Calgary-based WestJet reported fourth quarter net earnings of $47.9 million, or $0.33 cents per diluted share - up from C$20.2 million or 14 Canadian cents a year earlier.
Excluding special items, this represents record fourth quarter net earnings and an increase of 217 per cent compared to the fourth quarter of 2009.
“To finish 2010 with our 23rd consecutive profitable quarter, one in which we saw our net earnings increase 217 per cent, is an accomplishment we are all very proud of,” said WestJet president Gregg Saretsky.
Operating margins at the airline jumped to 11.4 per cent and revenue per available seat mile, or RASM, improved by just under seven per cent.

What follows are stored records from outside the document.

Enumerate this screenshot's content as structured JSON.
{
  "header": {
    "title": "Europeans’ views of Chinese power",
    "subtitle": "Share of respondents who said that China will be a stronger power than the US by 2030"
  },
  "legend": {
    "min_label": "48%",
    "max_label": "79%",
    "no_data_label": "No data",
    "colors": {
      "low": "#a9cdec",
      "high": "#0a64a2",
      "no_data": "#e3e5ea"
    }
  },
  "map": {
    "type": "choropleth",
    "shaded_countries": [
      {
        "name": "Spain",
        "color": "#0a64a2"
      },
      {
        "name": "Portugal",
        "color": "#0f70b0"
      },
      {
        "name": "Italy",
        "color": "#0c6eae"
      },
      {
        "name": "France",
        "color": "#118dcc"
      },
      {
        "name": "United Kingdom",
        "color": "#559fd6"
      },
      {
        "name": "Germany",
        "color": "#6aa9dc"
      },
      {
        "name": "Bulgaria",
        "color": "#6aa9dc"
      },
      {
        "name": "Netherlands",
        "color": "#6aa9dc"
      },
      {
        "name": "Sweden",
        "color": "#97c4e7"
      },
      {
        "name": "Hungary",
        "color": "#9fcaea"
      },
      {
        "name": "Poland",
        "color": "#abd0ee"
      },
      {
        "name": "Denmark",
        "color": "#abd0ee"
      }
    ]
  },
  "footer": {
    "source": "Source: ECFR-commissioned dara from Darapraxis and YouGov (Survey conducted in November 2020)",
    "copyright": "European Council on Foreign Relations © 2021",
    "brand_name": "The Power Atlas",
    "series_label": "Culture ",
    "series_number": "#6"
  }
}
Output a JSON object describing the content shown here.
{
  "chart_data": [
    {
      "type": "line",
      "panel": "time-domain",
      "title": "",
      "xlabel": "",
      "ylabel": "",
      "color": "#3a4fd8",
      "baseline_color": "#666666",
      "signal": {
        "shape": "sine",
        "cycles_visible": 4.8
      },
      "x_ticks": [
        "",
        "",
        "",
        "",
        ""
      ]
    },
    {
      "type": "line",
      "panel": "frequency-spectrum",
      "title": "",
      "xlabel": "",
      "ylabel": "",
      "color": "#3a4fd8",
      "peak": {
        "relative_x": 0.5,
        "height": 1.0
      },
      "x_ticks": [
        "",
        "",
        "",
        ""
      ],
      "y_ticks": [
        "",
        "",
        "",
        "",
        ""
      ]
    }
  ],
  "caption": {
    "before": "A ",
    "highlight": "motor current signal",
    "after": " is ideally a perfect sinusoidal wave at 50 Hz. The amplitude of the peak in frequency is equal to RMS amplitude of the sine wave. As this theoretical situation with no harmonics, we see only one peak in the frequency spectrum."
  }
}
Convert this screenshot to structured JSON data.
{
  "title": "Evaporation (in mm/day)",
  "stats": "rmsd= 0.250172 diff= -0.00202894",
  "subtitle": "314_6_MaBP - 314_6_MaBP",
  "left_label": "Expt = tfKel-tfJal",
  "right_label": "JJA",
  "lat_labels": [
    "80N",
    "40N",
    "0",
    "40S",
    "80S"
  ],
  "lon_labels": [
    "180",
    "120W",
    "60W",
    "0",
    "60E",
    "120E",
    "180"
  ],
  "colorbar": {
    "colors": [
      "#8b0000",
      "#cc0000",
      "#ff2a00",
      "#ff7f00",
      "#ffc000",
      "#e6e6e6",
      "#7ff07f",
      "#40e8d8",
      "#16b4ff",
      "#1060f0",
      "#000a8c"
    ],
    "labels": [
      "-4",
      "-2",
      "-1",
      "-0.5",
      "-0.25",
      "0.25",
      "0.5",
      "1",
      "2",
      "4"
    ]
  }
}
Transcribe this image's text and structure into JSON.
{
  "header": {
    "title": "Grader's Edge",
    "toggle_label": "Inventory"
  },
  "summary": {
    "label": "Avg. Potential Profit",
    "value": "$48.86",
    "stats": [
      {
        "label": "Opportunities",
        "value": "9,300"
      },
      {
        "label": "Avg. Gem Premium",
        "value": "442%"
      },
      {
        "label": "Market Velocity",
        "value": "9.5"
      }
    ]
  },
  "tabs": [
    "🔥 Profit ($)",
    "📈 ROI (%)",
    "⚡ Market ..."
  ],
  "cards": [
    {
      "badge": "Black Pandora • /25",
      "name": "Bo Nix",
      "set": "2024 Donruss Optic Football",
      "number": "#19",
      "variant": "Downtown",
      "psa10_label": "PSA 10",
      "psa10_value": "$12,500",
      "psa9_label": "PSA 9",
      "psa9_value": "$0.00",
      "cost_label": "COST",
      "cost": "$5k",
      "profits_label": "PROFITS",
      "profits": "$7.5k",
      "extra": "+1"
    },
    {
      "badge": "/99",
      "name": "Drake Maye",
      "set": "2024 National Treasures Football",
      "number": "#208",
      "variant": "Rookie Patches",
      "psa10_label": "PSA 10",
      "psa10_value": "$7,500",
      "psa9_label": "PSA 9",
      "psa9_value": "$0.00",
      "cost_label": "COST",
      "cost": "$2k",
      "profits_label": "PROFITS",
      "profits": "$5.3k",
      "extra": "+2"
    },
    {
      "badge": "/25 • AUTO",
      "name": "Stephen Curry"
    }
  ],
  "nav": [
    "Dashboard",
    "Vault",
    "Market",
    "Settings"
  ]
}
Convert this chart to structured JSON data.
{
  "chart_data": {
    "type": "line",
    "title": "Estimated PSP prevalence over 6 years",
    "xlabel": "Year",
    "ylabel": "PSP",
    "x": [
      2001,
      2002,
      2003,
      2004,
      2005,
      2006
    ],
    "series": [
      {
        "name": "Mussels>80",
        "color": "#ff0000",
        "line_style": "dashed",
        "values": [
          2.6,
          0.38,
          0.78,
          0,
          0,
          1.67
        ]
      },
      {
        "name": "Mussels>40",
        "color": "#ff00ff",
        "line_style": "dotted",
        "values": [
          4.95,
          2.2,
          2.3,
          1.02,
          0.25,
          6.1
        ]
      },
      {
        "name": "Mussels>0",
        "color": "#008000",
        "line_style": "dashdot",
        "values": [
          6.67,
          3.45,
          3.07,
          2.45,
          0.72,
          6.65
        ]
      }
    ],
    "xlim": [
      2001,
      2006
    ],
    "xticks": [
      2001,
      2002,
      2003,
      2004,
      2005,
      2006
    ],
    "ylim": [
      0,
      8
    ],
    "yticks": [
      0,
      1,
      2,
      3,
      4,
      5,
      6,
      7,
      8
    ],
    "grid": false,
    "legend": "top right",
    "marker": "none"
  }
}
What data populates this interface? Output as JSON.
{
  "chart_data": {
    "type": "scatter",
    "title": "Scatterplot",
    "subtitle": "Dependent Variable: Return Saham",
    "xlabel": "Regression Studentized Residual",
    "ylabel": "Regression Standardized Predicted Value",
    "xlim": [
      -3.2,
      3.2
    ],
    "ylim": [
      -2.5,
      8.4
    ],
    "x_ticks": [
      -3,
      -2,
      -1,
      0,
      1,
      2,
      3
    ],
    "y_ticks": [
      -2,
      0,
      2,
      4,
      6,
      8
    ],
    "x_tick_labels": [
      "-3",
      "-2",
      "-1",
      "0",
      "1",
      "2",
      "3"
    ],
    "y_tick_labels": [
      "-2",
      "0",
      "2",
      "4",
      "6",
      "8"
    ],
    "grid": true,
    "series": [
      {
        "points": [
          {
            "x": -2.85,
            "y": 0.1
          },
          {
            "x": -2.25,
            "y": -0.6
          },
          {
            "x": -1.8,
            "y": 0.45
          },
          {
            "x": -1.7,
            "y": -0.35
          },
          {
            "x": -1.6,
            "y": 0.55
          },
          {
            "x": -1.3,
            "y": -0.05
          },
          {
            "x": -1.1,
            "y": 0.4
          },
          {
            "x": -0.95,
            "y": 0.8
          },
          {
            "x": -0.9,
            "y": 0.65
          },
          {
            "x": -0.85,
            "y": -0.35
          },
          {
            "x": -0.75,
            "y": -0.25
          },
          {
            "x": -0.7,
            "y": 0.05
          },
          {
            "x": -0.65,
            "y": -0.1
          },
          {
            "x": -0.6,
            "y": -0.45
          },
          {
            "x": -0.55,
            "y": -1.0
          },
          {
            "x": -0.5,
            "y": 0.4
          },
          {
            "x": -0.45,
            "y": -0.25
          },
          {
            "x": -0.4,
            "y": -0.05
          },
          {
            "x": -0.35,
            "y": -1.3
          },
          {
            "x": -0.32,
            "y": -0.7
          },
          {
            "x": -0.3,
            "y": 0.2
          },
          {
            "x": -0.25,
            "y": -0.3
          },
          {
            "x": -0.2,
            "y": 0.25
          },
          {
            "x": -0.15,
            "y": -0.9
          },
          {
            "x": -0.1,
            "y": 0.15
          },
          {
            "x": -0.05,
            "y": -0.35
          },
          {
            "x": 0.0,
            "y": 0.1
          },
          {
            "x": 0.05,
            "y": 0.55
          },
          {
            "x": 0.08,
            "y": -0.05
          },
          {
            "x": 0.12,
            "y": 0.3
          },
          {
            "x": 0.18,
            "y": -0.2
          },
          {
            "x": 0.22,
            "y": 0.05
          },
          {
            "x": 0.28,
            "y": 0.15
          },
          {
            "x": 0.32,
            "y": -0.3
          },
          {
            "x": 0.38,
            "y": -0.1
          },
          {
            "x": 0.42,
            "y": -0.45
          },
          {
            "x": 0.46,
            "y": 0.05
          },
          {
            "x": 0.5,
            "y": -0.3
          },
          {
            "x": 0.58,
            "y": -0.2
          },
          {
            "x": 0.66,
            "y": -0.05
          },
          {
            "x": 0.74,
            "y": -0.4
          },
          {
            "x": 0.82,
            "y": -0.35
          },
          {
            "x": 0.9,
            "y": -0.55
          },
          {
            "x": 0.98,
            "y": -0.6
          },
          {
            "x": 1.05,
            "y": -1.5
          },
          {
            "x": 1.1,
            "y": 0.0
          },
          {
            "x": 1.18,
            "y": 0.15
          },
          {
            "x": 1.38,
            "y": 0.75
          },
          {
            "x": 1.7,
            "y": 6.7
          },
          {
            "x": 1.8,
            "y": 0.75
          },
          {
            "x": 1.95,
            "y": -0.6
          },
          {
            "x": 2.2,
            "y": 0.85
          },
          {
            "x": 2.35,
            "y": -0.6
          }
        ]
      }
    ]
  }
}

“The launch of our Frequent Guest and Credit Card programs and the ongoing additions to our airline partnerships are examples of how we are now capitalising on the significant investment in our reservations systems,” added Saretsky.
However, aircraft acquisition plans have been delayed.
As part of an ongoing fleet planning review, the airline said it has deferred six aircraft deliveries from 2012-2015 out to 2017 and 2018.
“The decision to defer these aircraft deliveries increases the flexibility in our fleet plan and creates some additional pricing power for us at a time of rising fuel costs and global economic uncertainty,” WestJet said.
It noted that its entire order with Boeing remains intact.
WestJet’s board of directors declared a cash dividend of $0.05 per common voting share and variable voting share for the first quarter of 2011, to be paid on March 31st, 2011, to shareholders of record on March 16th, 2011.
In Toronto earlier, WestJet closed at C$13.20, down 0.5 per cent.